Çelpeşik…
Anadolu’da gurbetin dağa yaslandığı bir zaman diliminde, gurbet katarları yeniden yollara düşer ve Avrupa’da Türk işçileri tarihte yeni bir sahife açarlar. Düvel-i Muazzama’nın çocukları fabrikalarda işçi, memleketlerinde Almancı olmuşlardır, çocuklarını ve ailelerini geride bırakarak… Uzun yıllar gurbetin yalnızlığına siper olarak… Frenk mukallitliğine evladı iyal düşmesin diye… Dayanabildikleri kadar dayanmışlar… Sonrasında ailelerini de yanlarına alarak Avrupa’nın muhtelif ülkelerinde çalışmaya ve yaşamaya başlamışlar.
Birinci, ikinci, üçüncü nesil olmuşlar… Üçüncü nesil mensubiyet problemi yaşasa bile, kendi ülkelerine yabancılaşsa bile orada aldıkları eğitim ve edindikleri yaşam biçimiyle yine de yabancılar… Kendi ülkelerine yabancılaştıklarını yaşadıkları ülke mensupları gayri şuuri olarak seslendiriyor… Çoğunluk, kimlikte yabancılar onlara göre, bize göre sahip olmakta geciktiğimiz insanlarımız…
“Kadir Mevlam senden bir dileğim var
Beni muhannete muhtaç eyleme…”
Almanya’ya gitmeden önce babamın dilinde dolaşan, belki de ezberinde olan tek mısraıydı.
Muhannete muhtaç olmamak için o da Almanya’ya işçi olarak gitmişti. Gidince gurbetçi, gelince Almancı… Geride kalanlara sormak lazım bir de…
Mustafa Kutlu’nun “Ya Tahammül Ya Sefer”i bu manada bir şeyi çağrıştırmasa bile, o usta öykücümüzün kitabının adı bile çok şey anlatıyor… Tahammül ve sefer…
Almanya adresi malum…
7314 str.
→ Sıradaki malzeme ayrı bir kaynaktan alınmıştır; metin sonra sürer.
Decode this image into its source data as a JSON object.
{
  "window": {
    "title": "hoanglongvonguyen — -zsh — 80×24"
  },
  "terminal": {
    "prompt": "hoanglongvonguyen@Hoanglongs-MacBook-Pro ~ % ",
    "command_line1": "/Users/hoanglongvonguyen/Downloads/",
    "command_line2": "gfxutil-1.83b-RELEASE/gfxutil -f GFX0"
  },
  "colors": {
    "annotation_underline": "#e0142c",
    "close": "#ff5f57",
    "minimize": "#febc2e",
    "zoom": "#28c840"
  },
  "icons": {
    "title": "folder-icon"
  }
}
Stuttgart-Almanya.
Yıllarca gelen mektuplardan bilirdik bunu.
Ezberimizde olan, unutamayacağımız bir adresti…
Postacı hemen her cuma sabahı kapının mandalını hafiften çalar ve iki kapılı toprak evin avlusuna mektubu bırakırdı. Her pazar yazılan mektup demek ki cuma günü bize ulaşıyordu.
Erzurum’da değil de köyde ikamet ettiğimizde mektup adresi Ilıca’da Selamet Fırın’ıydı.
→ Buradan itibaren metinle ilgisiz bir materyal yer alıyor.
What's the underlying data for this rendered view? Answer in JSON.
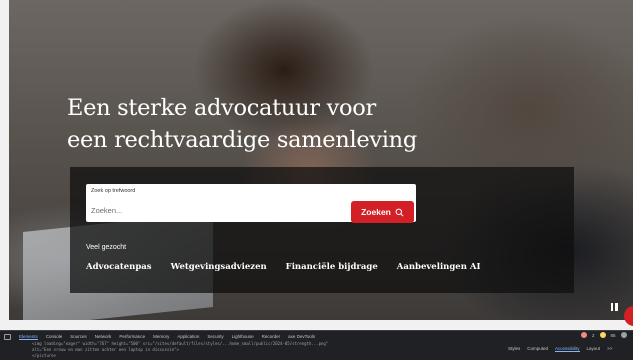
{
  "hero": {
    "headline_line1": "Een sterke advocatuur voor",
    "headline_line2": "een rechtvaardige samenleving"
  },
  "search": {
    "label": "Zoek op trefwoord",
    "placeholder": "Zoeken...",
    "button_label": "Zoeken"
  },
  "popular": {
    "title": "Veel gezocht",
    "links": [
      "Advocatenpas",
      "Wetgevingsadviezen",
      "Financiële bijdrage",
      "Aanbevelingen AI"
    ]
  },
  "devtools": {
    "tabs": [
      "Elements",
      "Console",
      "Sources",
      "Network",
      "Performance",
      "Memory",
      "Application",
      "Security",
      "Lighthouse",
      "Recorder",
      "axe DevTools"
    ],
    "code_line1": "<img loading=\"eager\" width=\"767\" height=\"500\" src=\"/sites/default/files/styles/...home_small/public/2024-05/strength...png\"",
    "code_line2": "alt=\"Een vrouw en man zitten achter een laptop in discussie\">",
    "code_line3": "</picture>",
    "right_tabs": [
      "Styles",
      "Computed",
      "Accessibility",
      "Layout"
    ],
    "right_tab_more": ">>",
    "error_count": "2",
    "warning_count": "85"
  },
  "colors": {
    "brand_red": "#d31f26",
    "devtools_bg": "#202124",
    "devtools_accent": "#8ab4f8"
  }
}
Yurt dışında çalışan herkesin, kendi kasabasında ya da ilçesinde kendi yakını olan bir esnaf mektup adresi vardı. Asker mektupları da öyle…
Okuma bilenler mektubu okurlardı… Saklanır, atılmazdı… Sonra uzun uzadıya cevaplar yazılırdı… Şimdilerde şikâyetçi olduğumuz mektupsuzluğu, yazmamayı şartlara bağlamak gerekmiyor muydu?
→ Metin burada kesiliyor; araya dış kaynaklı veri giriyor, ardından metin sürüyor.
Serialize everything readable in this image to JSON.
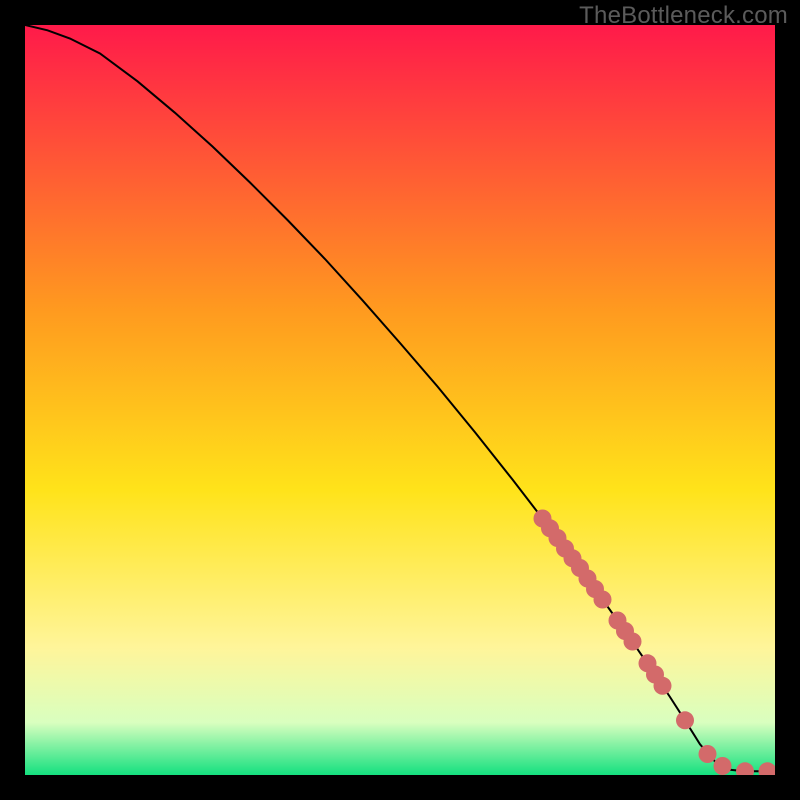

Sonrasında kasetler peydah oldu.
Teknolojiyi gurbetçiler Anadolu’ya taşıyordu ya.
Önce radyo, sonra gurbetçilerle köylere teyp girmişti.
Kendi sesini dinleyen insanların hayretleri bir başkaydı.
Almanya’da babam ve amcam birlikte çalışıyorlardı.
Teyp kasetleri dolduruluyor, mektuba ek olarak sesli iletişim sağlanıyordu.
İki senede bir izine geldikleri olurdu ki, bu kasetler arada gidip gelenler tarafından getirilir, sonra aile yeni kaset doldurur onlara gönderirdi.
Kur’an okuyan, ilahi okuyan, türkü söyleyen, selam gönderen…
Aile ahvalinden ve işten-güçten bahseden…
Telefon çok sonra…
Öyle ki biz telefon aldığımızda, pazar sabahı erkenden yakın ilçeden bile Almanya’daki yakınlarıyla konuşmak isteyenler bizim eve gelirlerdi.
Aile olarak gelir, babalarıyla konuşurlardı.
İletişim tarihin her döneminde bir şekilde sağlanmış.
Mektup, teyp, telefon…Şimdilerde internet ve görüntülü konuşma…Getirdikleri ve götürdükleri tartışılır elbet…
Dedem 1975’te vefat etti…
Gurbet ilk gediği açmıştı ve babamla amcam ne haberdar olabilmişlerdi, ne de cenazesine katılabilmişlerdi.
Acının katmerleşmiş şekliydi bu.
Muhannete muhtaç eyleme derken, bütün kazanımların hükümsüz olduğu kanaati ve kadere boyun eğmekten başka seçenek yok diyerek yeniden yola koyulmuşlardı…
Bir de kış aylarında izine gelmeler vardı…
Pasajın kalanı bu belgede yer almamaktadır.